I know it's an old thread, but I'm new here, found this in a search, and may be able to answer a question that came up in this thread about the M1941 Johnson.
I bought one six months ago, and had educate myself on them in a hurry!
The reason for the area of funny looking wood is because the stock had that area laminated on. They call these areas the stock "cheeks". The Johnson's buttstock swelled to a little over 2.5" wide at the rotary magazine housing to give it some protection. A standard stock blank of the time was 2" wide and fine for most rifles, but not wide enough for a Johnson. The solution would be a wider stock blank, but since there was a war on and everything gun-related was hard or impossible to get, Melvin Johnson was lucky to get standard blanks. So he had a piece laminated onto each side and milled the stock to shape.
So if the wood pieces matched there, it was only by accident and it usually didn't, so stuck out like a sore thumb.
Add in typical damage from handling, and it only made the laminated area more apparent. Most are pretty dinged up there. It would be hard to avoid banging it into things.
The "cheeks" of the one shown in the pictures sure isn't one of the better looking ones as far as this area goes!
I also notice the rear sight has been modified to a V-notch on the pictured rifle.
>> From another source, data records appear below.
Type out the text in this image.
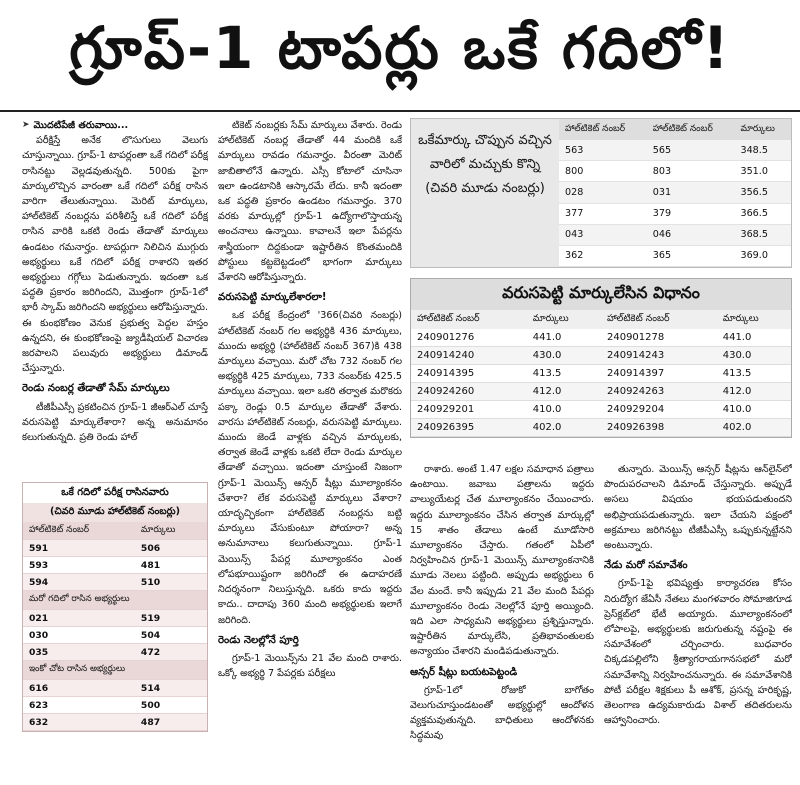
గ్రూప్-1 టాపర్లు ఒకే గదిలో!
➤ మొదటిపేజీ తరువాయి...

పరీక్షిస్తే అనేక లొసుగులు వెలుగు చూస్తున్నాయి. గ్రూప్-1 టాపర్లంతా ఒకే గదిలో పరీక్ష రాసినట్టు వెల్లడవుతున్నది. 500కు పైగా మార్కులొచ్చిన వారంతా ఒకే గదిలో పరీక్ష రాసిన వారిగా తేలుతున్నాయి. మెరిట్ మార్కులు, హాల్‌టికెట్ నంబర్లను పరిశీలిస్తే ఒకే గదిలో పరీక్ష రాసిన వారికి ఒకటి రెండు తేడాతో మార్కులు ఉండటం గమనార్హం. టాపర్లుగా నిలిచిన ముగ్గురు అభ్యర్థులు ఒకే గదిలో పరీక్ష రాశారని ఇతర అభ్యర్థులు గగ్గోలు పెడుతున్నారు. ఇదంతా ఒక పద్ధతి ప్రకారం జరిగిందని, మొత్తంగా గ్రూప్-1లో భారీ స్కామ్ జరిగిందని అభ్యర్థులు ఆరోపిస్తున్నారు. ఈ కుంభకోణం వెనుక ప్రభుత్వ పెద్దల హస్తం ఉన్నదని, ఈ కుంభకోణంపై జ్యుడీషియల్ విచారణ జరపాలని పలువురు అభ్యర్థులు డిమాండ్ చేస్తున్నారు.

రెండు నంబర్ల తేడాతో సేమ్ మార్కులు

టీజీపీఎస్సీ ప్రకటించిన గ్రూప్-1 జీఆర్ఎల్ చూస్తే వరుసపెట్టి మార్కులేశారా? అన్న అనుమానం కలుగుతున్నది. ప్రతి రెండు హాల్

ఒకే గదిలో పరీక్ష రాసినవారు
(చివరి మూడు హాల్‌టికెట్ నంబర్లు)
హాల్‌టికెట్ నంబర్	మార్కులు
591	506
593	481
594	510
మరో గదిలో రాసిన అభ్యర్థులు	
021	519
030	504
035	472
ఇంకో చోట రాసిన అభ్యర్థులు	
616	514
623	500
632	487

టికెట్ నంబర్లకు సేమ్ మార్కులు వేశారు. రెండు హాల్‌టికెట్ నంబర్ల తేడాతో 44 మందికి ఒకే మార్కులు రావడం గమనార్హం. వీరంతా మెరిట్ జాబితాలోనే ఉన్నారు. ఎస్సీ కోటాలో చూసినా ఇలా ఉండటానికి ఆస్కారమే లేదు. కానీ ఇదంతా ఒక పద్ధతి ప్రకారం ఉండటం గమనార్హం. 370 వరకు మార్కుల్లో గ్రూప్-1 ఉద్యోగాలొస్తాయన్న అంచనాలు ఉన్నాయి. కావాలనే ఇలా పేపర్లను శాస్త్రీయంగా దిద్దకుండా ఇష్టారీతిన కొంతమందికి పోస్టులు కట్టబెట్టడంలో భాగంగా మార్కులు వేశారని ఆరోపిస్తున్నారు.

వరుసపెట్టి మార్కులేశారలా!

ఒక పరీక్ష కేంద్రంలో '366(చివరి నంబర్లు) హాల్‌టికెట్ నంబర్ గల అభ్యర్థికి 436 మార్కులు, ముందు అభ్యర్థి (హాల్‌టికెట్ నంబర్ 367)కి 438 మార్కులు వచ్చాయి. మరో చోట 732 నంబర్ గల అభ్యర్థికి 425 మార్కులు, 733 నంబర్‌కు 425.5 మార్కులు వచ్చాయి. ఇలా ఒకరి తర్వాత మరొకరు పక్కా రెండ్లు 0.5 మార్కుల తేడాతో వేశారు. వారసు హాల్‌టికెట్ నంబర్లు, వరుసపెట్టి మార్కులు. ముందు జెండే వాళ్లకు వచ్చిన మార్కులకు, తర్వాత జెండే వాళ్లకు ఒకటి లేదా రెండు మార్కుల తేడాతో వచ్చాయి. ఇదంతా చూస్తుంటే నిజంగా గ్రూప్-1 మెయిన్స్ ఆన్సర్ షీట్లు మూల్యాంకనం చేశారా? లేక వరుసపెట్టి మార్కులు వేశారా? యాదృచ్ఛికంగా హాల్‌టికెట్ నంబర్లను బట్టి మార్కులు వేసుకుంటూ పోయారా? అన్న అనుమానాలు కలుగుతున్నాయి. గ్రూప్-1 మెయిన్స్ పేపర్ల మూల్యాంకనం ఎంత లోపభూయిష్టంగా జరిగిందో ఈ ఉదాహరణే నిదర్శనంగా నిలుస్తున్నది. ఒకరు కాదు ఇద్దరు కాదు.. దాదాపు 360 మంది అభ్యర్థులకు ఇలాగే జరిగింది.

రెండు నెలల్లోనే పూర్తి

గ్రూప్-1 మెయిన్స్‌ను 21 వేల మంది రాశారు. ఒక్కో అభ్యర్థి 7 పేపర్లకు పరీక్షలు

ఒకేమార్కు చొప్పున వచ్చిన వారిలో మచ్చుకు కొన్ని (చివరి మూడు నంబర్లు)
హాల్‌టికెట్ నంబర్	హాల్‌టికెట్ నంబర్	మార్కులు
563	565	348.5
800	803	351.0
028	031	356.5
377	379	366.5
043	046	368.5
362	365	369.0
వరుసపెట్టి మార్కులేసిన విధానం
హాల్‌టికెట్ నంబర్	మార్కులు	హాల్‌టికెట్ నంబర్	మార్కులు
240901276	441.0	240901278	441.0
240914240	430.0	240914243	430.0
240914395	413.5	240914397	413.5
240924260	412.0	240924263	412.0
240929201	410.0	240929204	410.0
240926395	402.0	240926398	402.0

రాశారు. అంటే 1.47 లక్షల సమాధాన పత్రాలు ఉంటాయి. జవాబు పత్రాలను ఇద్దరు వాల్యుయేటర్ల చేత మూల్యాంకనం చేయించారు. ఇద్దరు మూల్యాంకనం చేసిన తర్వాత మార్కుల్లో 15 శాతం తేడాలు ఉంటే మూడోసారి మూల్యాంకనం చేస్తారు. గతంలో ఏపీలో నిర్వహించిన గ్రూప్-1 మెయిన్స్ మూల్యాంకనానికి మూడు నెలలు పట్టింది. అప్పుడు అభ్యర్థులు 6 వేల మందే. కానీ ఇప్పుడు 21 వేల మంది పేపర్లు మూల్యాంకనం రెండు నెలల్లోనే పూర్తి అయ్యింది. ఇది ఎలా సాధ్యమని అభ్యర్థులు ప్రశ్నిస్తున్నారు. ఇష్టారీతిన మార్కులేసి, ప్రతిభావంతులకు అన్యాయం చేశారని మండిపడుతున్నారు.

ఆన్సర్ షీట్లు బయటపెట్టండి

గ్రూప్-1లో రోజుకో బాగోతం వెలుగుచూస్తుండటంతో అభ్యర్థుల్లో ఆందోళన వ్యక్తమవుతున్నది. బాధితులు ఆందోళనకు సిద్ధమవు

తున్నారు. మెయిన్స్ ఆన్సర్ షీట్లను ఆన్‌లైన్‌లో పొందుపరచాలని డిమాండ్ చేస్తున్నారు. అప్పుడే అసలు విషయం భయపడుతుందని అభిప్రాయపడుతున్నారు. ఇలా చేయని పక్షంలో అక్రమాలు జరిగినట్టు టీజీపీఎస్సీ ఒప్పుకున్నట్టేనని అంటున్నారు.

నేడు మరో సమావేశం

గ్రూప్-1పై భవిష్యత్తు కార్యాచరణ కోసం నిరుద్యోగ జేఏసీ నేతలు మంగళవారం సోమాజిగూడ ప్రెస్‌క్లబ్‌లో భేటీ అయ్యారు. మూల్యాంకనంలో లోపాలపై, అభ్యర్థులకు జరుగుతున్న నష్టంపై ఈ సమావేశంలో చర్చించారు. బుధవారం చిక్కడపల్లిలోని శ్రీత్యాగరాయగానసభలో మరో సమావేశాన్ని నిర్వహించనున్నారు. ఈ సమావేశానికి పోటీ పరీక్షల శిక్షకులు పీ ఆశోక్, ప్రసన్న హరికృష్ణ, తెలంగాణ ఉద్యమకారుడు విశాల్ తదితరులను ఆహ్వానించారు.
This is fairly common too.
The original sight is a peep. It is a square shape with a very small aperture in it. Marines did this notching at the time, and it was also done in "sporterizing" attempts after the war.
I'd rarely take a V-notch over a peep but after owning and shooting one a little while, I suppose I can see why they did it. That aperture is tiny. It is OK on the range, but would be a bear to use up close and fast.
It looks like this:
It does appear that the Johnson SAR was the first semiauto to see use in WWII- even before The M1. Some Marines had them in the Guadalcanal and Bougainville fights. The USMC never officially adopted the Johnson SAR (they did use the Johnson LMG in the early Parachute Regiments) but had some around. They never ordered them directly from Johnson Automatics, but instead had part of the Dutch delivery diverted after the fall of the Dutch East Indies. Best estimates put the USMC as having around 750 Johnson SARs.
Which brings up the Garand vs Johnson thing.
I've read things in the past few years that made it sound like there was a big face-off between the Johnson and Garand rifles. Based on what I have read lately, this was mostly the work of reporters, gun writers, and a couple of senators, and I don't think it ever did amount to much.
A lot of people in the USMC wanted the Johnson, but since the USMC was a "customer" of the Army, they adopted what the Army adopted. Although some pushed for USMC adoption of the Johnson, there is little evidence to show that Melvin Johnson expected this. He did want to have a rifle ready to be submitted as substitute standard in case the Garand didn't work out or production couldn't be met.
After having shot both (I am a Garand nut) I can't say that I favor one over the other. I can name a few things I like better about one than the other, and do it for each one.
I don't think the outcome of the war would have been any different because one was issued over the other.